HSCs first differentiate into either common myeloid progenitors (giving rise to red blood cells, platelets, neutrophils, monocytes, eosinophils, and basophils) or common lymphoid progenitors (giving rise to T cells, B cells, and NK cells). Each lineage is driven by specific combinations of growth factors: erythropoietin (EPO) for red blood cells, thrombopoietin (TPO) for megakaryocytes and platelets, G-CSF and GM-CSF for granulocytes, and various interleukins for lymphocyte development. This system responds dynamically to the body's needs: during infection, granulocyte production accelerates 10-fold or more, while blood loss or hypoxia triggers EPO release from the kidneys, stimulating red blood cell production that can triple within 5 to 7 days.

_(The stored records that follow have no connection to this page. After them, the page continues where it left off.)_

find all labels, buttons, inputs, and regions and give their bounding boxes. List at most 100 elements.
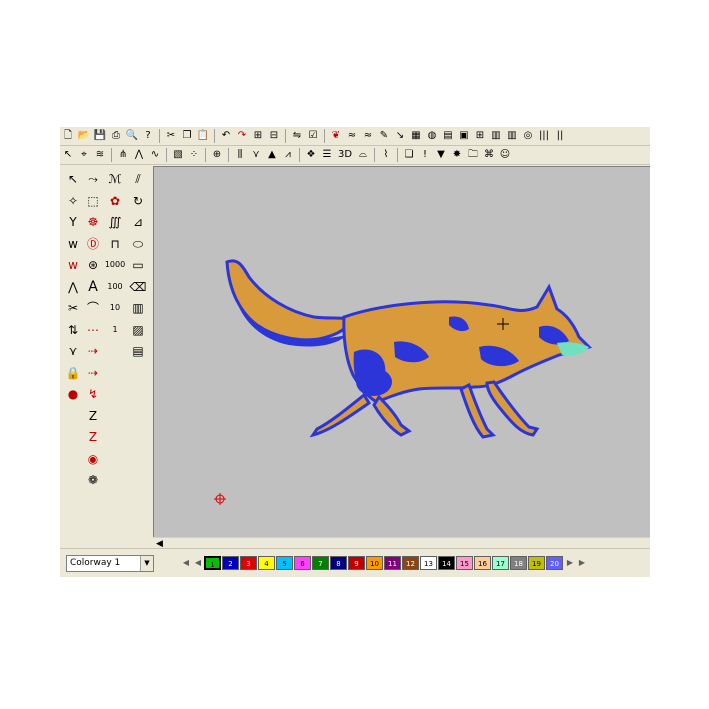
- print-icon[interactable]: ⎙: [109, 129, 123, 143]
- tack-icon[interactable]: ⋔: [116, 148, 130, 162]
- colorbar-prev-icon[interactable]: ◀: [180, 556, 192, 570]
- text-1-icon[interactable]: 1: [106, 321, 124, 339]
- people-icon[interactable]: ☺: [498, 148, 512, 162]
- hat-icon[interactable]: ⌓: [356, 148, 370, 162]
- star-node-icon[interactable]: ✧: [64, 192, 82, 210]
- layers-icon[interactable]: ❏: [402, 148, 416, 162]
- redo-icon[interactable]: ↷: [235, 129, 249, 143]
- ungroup-icon[interactable]: ⊟: [267, 129, 281, 143]
- node-tool-icon[interactable]: ⌖: [77, 148, 91, 162]
- dash-arrow-alt-icon[interactable]: ⇢: [84, 364, 102, 382]
- chevron-down-icon[interactable]: ▼: [140, 556, 153, 571]
- thread-color-swatch[interactable]: 4: [258, 556, 275, 570]
- cut-icon[interactable]: ✂: [64, 299, 82, 317]
- tri-icon[interactable]: ▲: [265, 148, 279, 162]
- column-icon[interactable]: ⫼: [233, 148, 247, 162]
- print-preview-icon[interactable]: 🔍: [125, 129, 139, 143]
- stitch-count-icon[interactable]: ∭: [106, 213, 124, 231]
- dash-arrow-icon[interactable]: ⇢: [84, 342, 102, 360]
- ellipse-icon[interactable]: ⬭: [129, 235, 147, 253]
- bars-vertical-alt-icon[interactable]: ||: [553, 129, 567, 143]
- stitch-w-red-icon[interactable]: w: [64, 256, 82, 274]
- zig-z-red-icon[interactable]: Z: [84, 428, 102, 446]
- thread-color-swatch[interactable]: 8: [330, 556, 347, 570]
- thread-color-swatch[interactable]: 12: [402, 556, 419, 570]
- exclamation-icon[interactable]: !: [418, 148, 432, 162]
- zig-z-icon[interactable]: Z: [84, 407, 102, 425]
- stitch-icon[interactable]: ≈: [345, 129, 359, 143]
- save-icon[interactable]: 💾: [93, 129, 107, 143]
- star-icon[interactable]: ✸: [450, 148, 464, 162]
- thread-color-swatch[interactable]: 9: [348, 556, 365, 570]
- thread-color-swatch[interactable]: 11: [384, 556, 401, 570]
- dash-icon[interactable]: ⋯: [84, 321, 102, 339]
- grid-icon[interactable]: ▦: [409, 129, 423, 143]
- zigzag-icon[interactable]: ⋀: [132, 148, 146, 162]
- bars-icon[interactable]: ▥: [489, 129, 503, 143]
- text-3d-icon[interactable]: 3D: [336, 148, 354, 162]
- zigzag-small-icon[interactable]: ⋀: [64, 278, 82, 296]
- fox-embroidery-design[interactable]: [219, 257, 609, 442]
- mirror-icon[interactable]: ⇋: [290, 129, 304, 143]
- fan-icon[interactable]: ⋎: [64, 342, 82, 360]
- colorbar-next-page-icon[interactable]: ▶: [564, 556, 576, 570]
- new-file-icon[interactable]: 🗋: [61, 129, 75, 143]
- hat-shape-icon[interactable]: ⌒: [84, 299, 102, 317]
- thread-color-swatch[interactable]: 7: [312, 556, 329, 570]
- circle-grid-icon[interactable]: ⊕: [210, 148, 224, 162]
- thread-color-swatch[interactable]: 13: [420, 556, 437, 570]
- thread-color-swatch[interactable]: 3: [240, 556, 257, 570]
- network-icon[interactable]: ⌘: [482, 148, 496, 162]
- motif-icon[interactable]: ❖: [304, 148, 318, 162]
- image-icon[interactable]: ▣: [457, 129, 471, 143]
- flower-icon[interactable]: ✿: [106, 192, 124, 210]
- pencil-icon[interactable]: ✎: [377, 129, 391, 143]
- undo-icon[interactable]: ↶: [219, 129, 233, 143]
- monogram-icon[interactable]: ℳ: [106, 170, 124, 188]
- thread-color-swatch[interactable]: 17: [492, 556, 509, 570]
- colorbar-next-icon[interactable]: ▶: [576, 556, 588, 570]
- thread-color-swatch[interactable]: 5: [276, 556, 293, 570]
- swap-icon[interactable]: ⇅: [64, 321, 82, 339]
- ring-icon[interactable]: ◎: [521, 129, 535, 143]
- circle-arrow-icon[interactable]: ↻: [129, 192, 147, 210]
- checkbox-icon[interactable]: ☑: [306, 129, 320, 143]
- colorway-select[interactable]: Colorway 1 ▼: [66, 555, 154, 572]
- fan-icon[interactable]: ⋎: [249, 148, 263, 162]
- cut-icon[interactable]: ✂: [164, 129, 178, 143]
- bars-alt-icon[interactable]: ▥: [505, 129, 519, 143]
- colorbar-prev-page-icon[interactable]: ◀: [192, 556, 204, 570]
- red-leaf-icon[interactable]: ❦: [329, 129, 343, 143]
- thread-color-swatch[interactable]: 2: [222, 556, 239, 570]
- eraser-icon[interactable]: ⌫: [129, 278, 147, 296]
- circle-bead-icon[interactable]: ◉: [84, 450, 102, 468]
- red-stop-icon[interactable]: ●: [64, 385, 82, 403]
- arrow-select-icon[interactable]: ↖: [64, 170, 82, 188]
- circle-flower-icon[interactable]: ❁: [84, 471, 102, 489]
- swirl-icon[interactable]: ☸: [84, 213, 102, 231]
- hoop-icon[interactable]: ◍: [425, 129, 439, 143]
- group-icon[interactable]: ⊞: [251, 129, 265, 143]
- wave-icon[interactable]: ∿: [148, 148, 162, 162]
- list-icon[interactable]: ☰: [320, 148, 334, 162]
- shape-edit-icon[interactable]: ⊿: [129, 213, 147, 231]
- thread-color-swatch[interactable]: 20: [546, 556, 563, 570]
- needle-icon[interactable]: ↘: [393, 129, 407, 143]
- open-folder-icon[interactable]: 📂: [77, 129, 91, 143]
- thread-color-swatch[interactable]: 6: [294, 556, 311, 570]
- frame-icon[interactable]: ⬚: [84, 192, 102, 210]
- stitch-pink-icon[interactable]: ≈: [361, 129, 375, 143]
- thread-color-swatch[interactable]: 18: [510, 556, 527, 570]
- text-1000-icon[interactable]: 1000: [105, 256, 125, 274]
- design-canvas[interactable]: [153, 166, 650, 538]
- grid-small-icon[interactable]: ⊞: [473, 129, 487, 143]
- folder-icon[interactable]: 🗀: [466, 148, 480, 162]
- select-arrow-icon[interactable]: ↖: [61, 148, 75, 162]
- filter-icon[interactable]: ▼: [434, 148, 448, 162]
- rectangle-icon[interactable]: ▭: [129, 256, 147, 274]
- thread-color-swatch[interactable]: 15: [456, 556, 473, 570]
- dash-zig-icon[interactable]: ↯: [84, 385, 102, 403]
- text-100-icon[interactable]: 100: [106, 278, 124, 296]
- thread-color-swatch[interactable]: 10: [366, 556, 383, 570]
- stitch-w-icon[interactable]: w: [64, 235, 82, 253]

Blood as a Diagnostic Window

A complete blood count (CBC), the most commonly ordered laboratory test worldwide, provides a comprehensive snapshot of blood composition: red cell count, hemoglobin concentration (normal: 12 to 17 g/dL), hematocrit (percentage of blood volume occupied by red cells, normal: 36 to 52%), mean corpuscular volume (average red cell size), white cell count with differential (percentages of each type), and platelet count. Deviations from normal ranges signal specific conditions: low hemoglobin indicates anemia (which may result from iron deficiency, vitamin B12 deficiency, chronic disease, bone marrow failure, or blood loss), elevated white cells suggest infection or leukemia, and low platelets indicate bleeding risk from causes ranging from immune destruction to production failure.

Beyond the CBC, blood chemistry panels measure metabolic markers (glucose, electrolytes, kidney function, liver enzymes), coagulation studies assess clotting capability, and specialized tests detect specific antibodies, hormones, tumor markers, or drug levels. The blood carries chemical signatures of virtually every organ system's function, making it the single most informative diagnostic specimen in medicine. A standard 10 mL blood draw can yield dozens of measurements that together paint a detailed picture of metabolic, immune, endocrine, and organ health.

Key Takeaway

Blood is a complex tissue of plasma and formed elements, with red blood cells carrying oxygen via hemoglobin's cooperative binding, white blood cells providing layered immune defense, and platelets enabling rapid wound sealing through the coagulation cascade, all continuously renewed by bone marrow stem cells at a rate of half a trillion cells per day.